La tradición nos enseña que el aforismo se cultiva para delatar o manifestar todo tipo de estados o juicios. Por un lado, la expresión del yo ante el mundo, la indagación de un individuo que se sabe perteneciente a la humanidad y que a la vez se ve distinto; por otro, la valoración de ese mundo y de la conducta individual. Un observador y un juicio moral: eso es lo que predomina en el género. Alguien que sabe las reglas, que sabe lo que sus mayores hicieron, que sabe cuál es el sentido colectivo que se da a las cosas, pero también alguien que ve lo insólito, lo inaudito, lo paradójico de la vida y de sus normas.
¿Y cuál es el resultado? El pensamiento corto, sin espesor, sin cuerpo. Es curioso: contamos hoy con numerosos medios que dilatan la expresión y que multiplican los soportes, pero en plena modernidad tecnológica hemos ido a parar a la escritura perecedera y discontinua, más o menos chispeante, más o menos instructiva de los tiempos clásicos: pocos, poquísimos caracteres con espacio; la escritura de siempre, la que se inscribió, por ejemplo, en aquel atadijo de papeles, la que se consumó en el género del aforismo. Acumulamos datos que nos sobrepasan y dictaminamos con pocas referencias. No tenemos una razón olímpica y nos valemos de una mente precaria, siempre limitada. Y nos pronunciamos o eso intentamos: expresamos lo que queremos decir y a la vez expresamos nuestro yo, la identidad que precisa ser dicha. Aunque sea malamente.
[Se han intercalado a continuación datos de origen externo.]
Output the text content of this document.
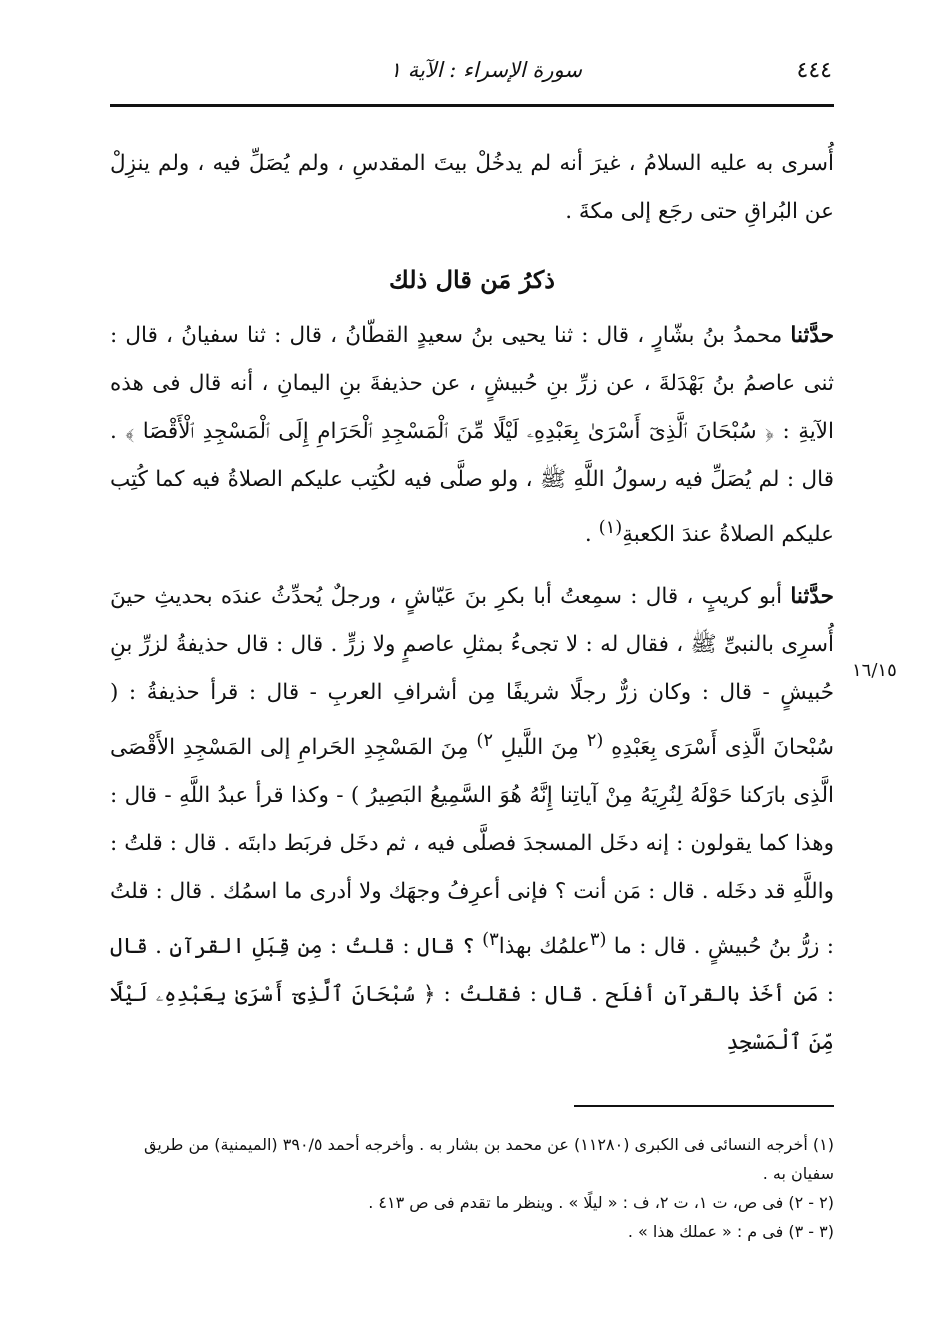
٤٤٤
سورة الإسراء : الآية ١
١٦/١٥

أُسرى به عليه السلامُ ، غيرَ أنه لم يدخُلْ بيتَ المقدسِ ، ولم يُصَلِّ فيه ، ولم ينزِلْ عن البُراقِ حتى رجَع إلى مكةَ .

ذكرُ مَن قال ذلك

حدَّثنا محمدُ بنُ بشّارٍ ، قال : ثنا يحيى بنُ سعيدٍ القطّانُ ، قال : ثنا سفيانُ ، قال : ثنى عاصمُ بنُ بَهْدَلةَ ، عن زرِّ بنِ حُبيشٍ ، عن حذيفةَ بنِ اليمانِ ، أنه قال فى هذه الآيةِ : ﴿ سُبْحَانَ ٱلَّذِىٓ أَسْرَىٰ بِعَبْدِهِۦ لَيْلًا مِّنَ ٱلْمَسْجِدِ ٱلْحَرَامِ إِلَى ٱلْمَسْجِدِ ٱلْأَقْصَا ﴾ . قال : لم يُصَلِّ فيه رسولُ اللَّهِ ﷺ ، ولو صلَّى فيه لكُتِب عليكم الصلاةُ فيه كما كُتِب عليكم الصلاةُ عندَ الكعبةِ$^{(١)}$ .

حدَّثنا أبو كريبٍ ، قال : سمِعتُ أبا بكرِ بنَ عَيّاشٍ ، ورجلٌ يُحدِّثُ عندَه بحديثِ حينَ أُسرِى بالنبىِّ ﷺ ، فقال له : لا تجىءُ بمثلِ عاصمٍ ولا زرٍّ . قال : قال حذيفةُ لزرِّ بنِ حُبيشٍ - قال : وكان زرٌّ رجلًا شريفًا مِن أشرافِ العربِ - قال : قرأ حذيفةُ : ( سُبْحانَ الَّذِى أَسْرَى بِعَبْدِهِ $^{(٢}$ مِنَ اللَّيلِ $^{٢)}$ مِنَ المَسْجِدِ الحَرامِ إلى المَسْجِدِ الأَقْصَى الَّذِى بارَكنا حَوْلَهُ لِنُرِيَهُ مِنْ آياتِنا إِنَّهُ هُوَ السَّمِيعُ البَصِيرُ ) - وكذا قرأ عبدُ اللَّهِ - قال : وهذا كما يقولون : إنه دخَل المسجدَ فصلَّى فيه ، ثم دخَل فربَط دابتَه . قال : قلتُ : واللَّهِ قد دخَله . قال : مَن أنت ؟ فإنى أعرِفُ وجهَك ولا أدرى ما اسمُك . قال : قلتُ : زرُّ بنُ حُبيشٍ . قال : ما $^{(٣}$علمُك بهذا$^{٣)}$ ؟ قال : قلتُ : مِن قِبَلِ القرآنِ . قال : مَن أخَذ بالقرآنِ أفلَح . قال : فقلتُ : ﴿ سُبْحَانَ ٱلَّذِىٓ أَسْرَىٰ بِعَبْدِهِۦ لَيْلًا مِّنَ ٱلْمَسْجِدِ

(١) أخرجه النسائى فى الكبرى (١١٢٨٠) عن محمد بن بشار به . وأخرجه أحمد ٣٩٠/٥ (الميمنية) من طريق سفيان به .

(٢ - ٢) فى ص، ت ١، ت ٢، ف : « ليلًا » . وينظر ما تقدم فى ص ٤١٣ .

(٣ - ٣) فى م : « عملك هذا » .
Estamos como al principio de los tiempos: necesitados de decir, de observar y de anticipar, de sopesar; y de manifestarlo grave, irónica o brevemente: el tiempo apremia y el soporte no aguanta. A ese resultado decepcionante y operativo es al que hemos llegado. Nos hemos pronunciado. ¿Y luego? Luego nos morimos: nos quedamos sin habla y sin expresión, sin soporte, sin cuerpo. Todo se nos queda chico.